The top lawman who condemns seizures previously championed them
By James Bovard
Attorney General Eric H. Holder Jr. announced on Friday that the Justice Department would cease sharing confiscated private property with state and local police agencies under its Equitable Sharing program. Asset forfeiture has recently been widely denounced by both liberals and conservatives as an civil liberties atrocity that has victimized innocent Americans across the nation. A Washington Post report suggested that the policy change was part of Mr. Holder’s efforts “to burnish his place in history.”
Mr. Holder’s decision is justly being applauded across the political spectrum. Before placing a halo over the attorney general’s head, though, it should be remembered that it was Mr. Holder, pulling strings on Capitol Hill 15 years ago, who did more than anyone else to perpetuate the abuses he curtailed on Friday.
Asset forfeiture was the most controversial law enforcement abuse in the 1990s. Republican Rep. Henry Hyde of Illinois noted at a 1993 congressional hearing that 80 percent of the people whose property is seized by the federal government under drug laws are never formally charged with any crime. Scores of horror stories about the fleecing of innocent owners spurred outrage far beyond Capitol Hill. However, the Clinton administration stonewalled reform efforts by promising administrative reforms that never occurred.

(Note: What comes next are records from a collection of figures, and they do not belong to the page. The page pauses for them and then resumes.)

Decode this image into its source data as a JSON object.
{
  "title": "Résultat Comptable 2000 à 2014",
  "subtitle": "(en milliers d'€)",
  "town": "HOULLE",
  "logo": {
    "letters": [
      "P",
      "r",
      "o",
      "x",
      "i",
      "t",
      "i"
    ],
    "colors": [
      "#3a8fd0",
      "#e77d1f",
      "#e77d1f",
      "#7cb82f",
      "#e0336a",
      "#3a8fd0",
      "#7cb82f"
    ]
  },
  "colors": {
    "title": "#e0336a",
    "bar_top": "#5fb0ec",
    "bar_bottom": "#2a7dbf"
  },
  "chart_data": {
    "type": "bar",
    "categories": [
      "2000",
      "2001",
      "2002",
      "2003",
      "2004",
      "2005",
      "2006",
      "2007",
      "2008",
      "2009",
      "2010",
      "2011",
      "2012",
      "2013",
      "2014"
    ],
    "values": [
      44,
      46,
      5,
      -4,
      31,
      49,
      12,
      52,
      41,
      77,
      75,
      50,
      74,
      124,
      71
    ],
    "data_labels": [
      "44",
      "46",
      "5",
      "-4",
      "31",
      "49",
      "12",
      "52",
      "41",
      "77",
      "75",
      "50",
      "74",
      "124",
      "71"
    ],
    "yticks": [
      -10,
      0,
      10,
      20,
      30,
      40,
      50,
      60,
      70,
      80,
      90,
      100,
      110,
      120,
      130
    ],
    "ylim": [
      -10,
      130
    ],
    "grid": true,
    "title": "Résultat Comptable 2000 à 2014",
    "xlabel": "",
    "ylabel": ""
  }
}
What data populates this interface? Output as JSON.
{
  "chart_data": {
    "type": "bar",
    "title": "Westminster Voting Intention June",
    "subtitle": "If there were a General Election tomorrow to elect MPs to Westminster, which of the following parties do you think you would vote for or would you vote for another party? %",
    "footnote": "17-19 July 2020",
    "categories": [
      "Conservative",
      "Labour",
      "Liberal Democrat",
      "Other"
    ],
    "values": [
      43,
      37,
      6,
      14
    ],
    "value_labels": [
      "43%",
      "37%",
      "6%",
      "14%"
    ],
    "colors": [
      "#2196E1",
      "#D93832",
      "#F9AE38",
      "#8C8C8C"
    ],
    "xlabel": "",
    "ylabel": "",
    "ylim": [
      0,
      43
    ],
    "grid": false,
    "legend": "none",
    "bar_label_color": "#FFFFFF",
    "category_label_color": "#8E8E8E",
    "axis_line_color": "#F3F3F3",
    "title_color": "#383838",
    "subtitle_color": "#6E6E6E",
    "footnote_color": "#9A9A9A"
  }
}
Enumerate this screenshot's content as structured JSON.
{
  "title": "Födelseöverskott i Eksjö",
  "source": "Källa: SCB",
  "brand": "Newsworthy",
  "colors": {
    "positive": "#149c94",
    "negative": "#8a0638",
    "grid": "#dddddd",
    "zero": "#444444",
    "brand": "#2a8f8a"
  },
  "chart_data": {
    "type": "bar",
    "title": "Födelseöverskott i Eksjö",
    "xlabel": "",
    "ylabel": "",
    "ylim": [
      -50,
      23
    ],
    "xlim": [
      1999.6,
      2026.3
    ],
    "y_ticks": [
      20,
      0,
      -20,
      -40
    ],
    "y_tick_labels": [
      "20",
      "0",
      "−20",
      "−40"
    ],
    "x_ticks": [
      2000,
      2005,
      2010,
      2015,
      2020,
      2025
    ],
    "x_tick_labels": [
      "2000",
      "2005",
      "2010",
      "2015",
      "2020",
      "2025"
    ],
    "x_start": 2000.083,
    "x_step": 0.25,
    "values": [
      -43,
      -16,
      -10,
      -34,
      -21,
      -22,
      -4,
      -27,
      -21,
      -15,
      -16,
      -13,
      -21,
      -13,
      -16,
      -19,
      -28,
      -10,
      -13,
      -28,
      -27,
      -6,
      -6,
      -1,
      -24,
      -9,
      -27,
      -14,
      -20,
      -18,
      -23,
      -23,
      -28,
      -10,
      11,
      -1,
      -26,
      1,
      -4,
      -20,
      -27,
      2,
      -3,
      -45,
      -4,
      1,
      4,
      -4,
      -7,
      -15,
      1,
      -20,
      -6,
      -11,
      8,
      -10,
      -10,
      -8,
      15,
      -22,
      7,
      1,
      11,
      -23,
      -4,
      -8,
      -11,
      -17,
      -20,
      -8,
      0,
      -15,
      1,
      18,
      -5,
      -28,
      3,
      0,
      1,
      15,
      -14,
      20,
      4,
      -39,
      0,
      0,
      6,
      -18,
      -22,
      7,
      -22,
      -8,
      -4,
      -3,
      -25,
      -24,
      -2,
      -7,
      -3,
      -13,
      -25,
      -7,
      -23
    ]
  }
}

In 1997, Mr. Hyde, then chairman of the House Judiciary Committee, joined liberal Democrats, Rep. Barney Frank of Massachusetts and Rep. John Conyers of Michigan, to push a bill to roll back federal confiscatory powers. Mr. Hyde’s bill, which was endorsed by both the American Civil Liberties Union and the National Rifle Association, sailed through the House by a vote of 375 to 48.
But Mr. Holder, then serving as deputy attorney general under Janet Reno, succeeded in largely torpedoing the reform effort in the Senate. Forfeiture abuses had proliferated largely because the government needed almost no evidence to commandeer private property. Mr. Holder told a Senate committee in July 1999 that “elevation of the standard of proof [for forfeiture] to ‘clear and convincing evidence’ would have a devastating effect on the government’s ability to establish the forfeitability of the property in complex money laundering and drug cases.” Mr. Holder portrayed the Justice Department as a helpless giant at the mercy of any forfeiture victim who cast aspersions on the government’s credibility.
Mr. Holder was especially mortified by a proposal to temporarily return property when owners claimed a severe hardship from a federal seizure, warning that it could “potentially overwhelm the judiciary and threaten to bring justice to a standstill.” For Mr. Holder, the convenience of the court system was infinitely more important than the rights of property owners.
Mr. Holder boasted that forfeiture laws allow the feds to “separate the criminal from his profits … thus removing the incentive that others may have to commit similar crimes tomorrow.” But the fundamental incentive driving forfeiture abuses was the ability of federal, state and local agencies to retain much of the assets they seized to pad their own budgets. (A Justice Department official, speaking anonymously Friday, said that Mr. Holder’s policy shift sought to “eliminate any possibility that the adoption process might unintentionally incentivize unnecessary stops and seizures.” But this was the same incentive that reform advocates condemned in the 1990s and that Mr. Holder helped preserve in the law.)
Mr. Holder in 1999 also urged senators to “expand forfeiture into new areas where it can be used to combat sophisticated, serious domestic and international criminal activity.” The Senate largely acquiesced to Mr. Holder’s pleadings. After the enactment of the Civil Asset Forfeiture Reform Act of 2000, confiscations under Justice Department forfeiture programs rose tenfold in value between 2001 and 2012, reaching $4.3 billion in fiscal year 2012.
Since Sept. 11, 2001, lawmen have made more than 60,000 warrantless seizures of $2.5 billion in cash from travelers who were not indicted, according to The Washington Post. The Justice Department routinely makes far-fetched claims in court to justify snatching drivers’ cash — including claiming that air fresheners dangling from rear-view mirrors should be presumed to hide the scent of drugs. Drivers have also been fleeced due to supposed drug-trafficking trademarks such as “trash on the floor of a vehicle” and “abundant energy drinks,” the Post reported.
Regardless of Mr. Holder’s reform, the forfeiture process remains wildly skewed because the cost of fighting the government in court — $5,000 or more — frequently exceeds the value of the confiscated assets. Texas Supreme Court Justice Don Willet, in a dissent last year, declared that “civil forfeiture … now disproportionately ensnares those least capable of protecting themselves, poor Texans who usually capitulate without a fight because mounting a defense is too costly.”
Mr. Holder’s latest initiative is not enough. The Justice Department has a long record of pledging reform under pressure and then reversing ground when the publicity spotlight shifts elsewhere. There is no substitute for congressional action that permanently blocks the federal government from plundering innocent Americans.
• James Bovard is the author of “Attention Deficit Democracy” (Palgrave, 2006) and “Lost Rights” (St. Martin’s, 1994).